As we develop new technologies and find better ways to conserve our energy the more advanced our homes become. Imagine building a house which is almost completely self-sufficient and which is built from as many natural or recycled materials as possible. Well, now it is possible to do just that. Some of the more advanced eco-house developments might be a step too far if you’re only making alterations to your existing home but if you have the dream of making an eco-home from scratch then take a look at some of the handy hints we have for you below.
It is widely known that, after your loft, your windows are one of the key places in a house which we lose heat through. This means higher energy prices, colder rooms and annoying drafts. The good news is that there has been a government led march towards eliminating the worst rated windows in terms of energy efficiency. But while double glazing has long been a mainstay for modern homes you can now go one better and get triple glazing, this will reduce the energy you use dramatically – the other alternative is secondary double glazing if you can’t actually do any work on your windows.

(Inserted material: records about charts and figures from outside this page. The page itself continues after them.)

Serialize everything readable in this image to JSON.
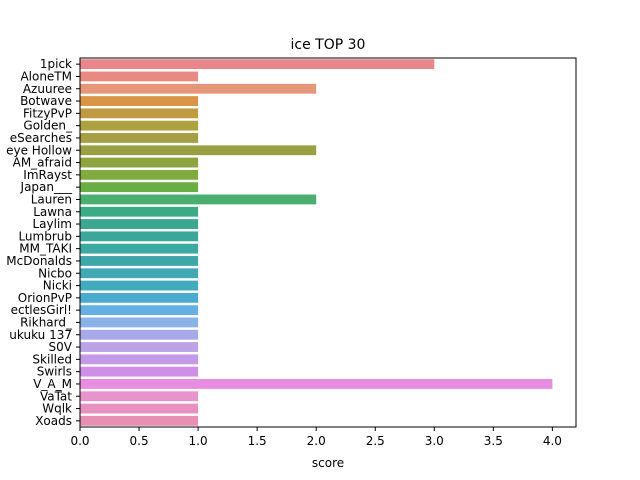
{
  "chart_data": {
    "type": "bar",
    "orientation": "horizontal",
    "title": "ice TOP 30",
    "xlabel": "score",
    "ylabel": "",
    "xlim": [
      0,
      4.2
    ],
    "xticks": [
      0.0,
      0.5,
      1.0,
      1.5,
      2.0,
      2.5,
      3.0,
      3.5,
      4.0
    ],
    "xtick_labels": [
      "0.0",
      "0.5",
      "1.0",
      "1.5",
      "2.0",
      "2.5",
      "3.0",
      "3.5",
      "4.0"
    ],
    "grid": false,
    "legend": "none",
    "categories": [
      "1pick",
      "AloneTM",
      "Azuuree",
      "Botwave",
      "FitzyPvP",
      "Golden_",
      "eSearches",
      "eye Hollow",
      "AM_afraid",
      "ImRayst",
      "Japan___",
      "Lauren",
      "Lawna",
      "Laylim",
      "Lumbrub",
      "MM_TAKI",
      "McDonalds",
      "Nicbo",
      "Nicki",
      "OrionPvP",
      "ectlesGirl!",
      "Rikhard_",
      "ukuku 137",
      "S0V",
      "Skilled",
      "Swirls",
      "V_A_M",
      "VaTat",
      "Wqlk",
      "Xoads"
    ],
    "values": [
      3,
      1,
      2,
      1,
      1,
      1,
      1,
      2,
      1,
      1,
      1,
      2,
      1,
      1,
      1,
      1,
      1,
      1,
      1,
      1,
      1,
      1,
      1,
      1,
      1,
      1,
      4,
      1,
      1,
      1
    ],
    "colors": [
      "#e8868c",
      "#e88a82",
      "#e6977a",
      "#d99545",
      "#c09a40",
      "#aea140",
      "#a69f43",
      "#99a042",
      "#8ea53f",
      "#7fab3f",
      "#69ae45",
      "#4aae6e",
      "#3aab86",
      "#3aa88f",
      "#3ba79a",
      "#3ca9a2",
      "#3ea7aa",
      "#40a9b5",
      "#41abbd",
      "#4aaad0",
      "#65b0e2",
      "#8ab2e6",
      "#a8a9e8",
      "#bca3e6",
      "#c49ae8",
      "#d08fe6",
      "#e88de0",
      "#e893cc",
      "#e891c0",
      "#e890b4"
    ]
  }
}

Traditionally we use foam or manmade mineral wool as insulation but there are a range of natural materials you can use as insulation. Our lofts and walls are all points in which heat leaks from our homes so you’ll want to be sure you get the right amount of insulation in at all points when building or renovating your walls. Alternatives include sheep wool, wood fibre and recycled paper, these are natural materials which do not have a negative impact on the environment and perform the job just as well.
The location in which you plan to build your eco-home, or make eco-friendly improvements, is important to the kind of renewable energy you can take advantage of. When your home is located further to the north – Scotland would be a good example – then you’ll be better off utilising wind turbines for your energy. When you’re in the midlands or anywhere further south you will see more sunshine and therefore solar panels will be a better option. Of course you can always use both and get the best of every season but this could be costly to have installed. Always do your research to find out which renewable energy would benefit you most.
It has already been mentioned in previous points but it’s worth hammering home. The more natural materials you use the more eco-friendly your home will be. This extends beyond your insulation however in the very building blocks of the home – wood can be naturally sourced from the area in which you intend to build your new property. You can even install a green roof to give something back to nature and protect your home.
For the furniture and materials which will go in your home you can visit local scrap yards. They will usually have plenty of materials and items which can be reworked or lovingly restored to bring them back to life; it offers a rustic charm and ensures less waste goes into landfill.
If you’re unsure about how to get the most environmentally home possible when renovating or building a brand new home then speak to your builders. They will have local knowledge and can tell you which materials you can use and which are best for your purposes.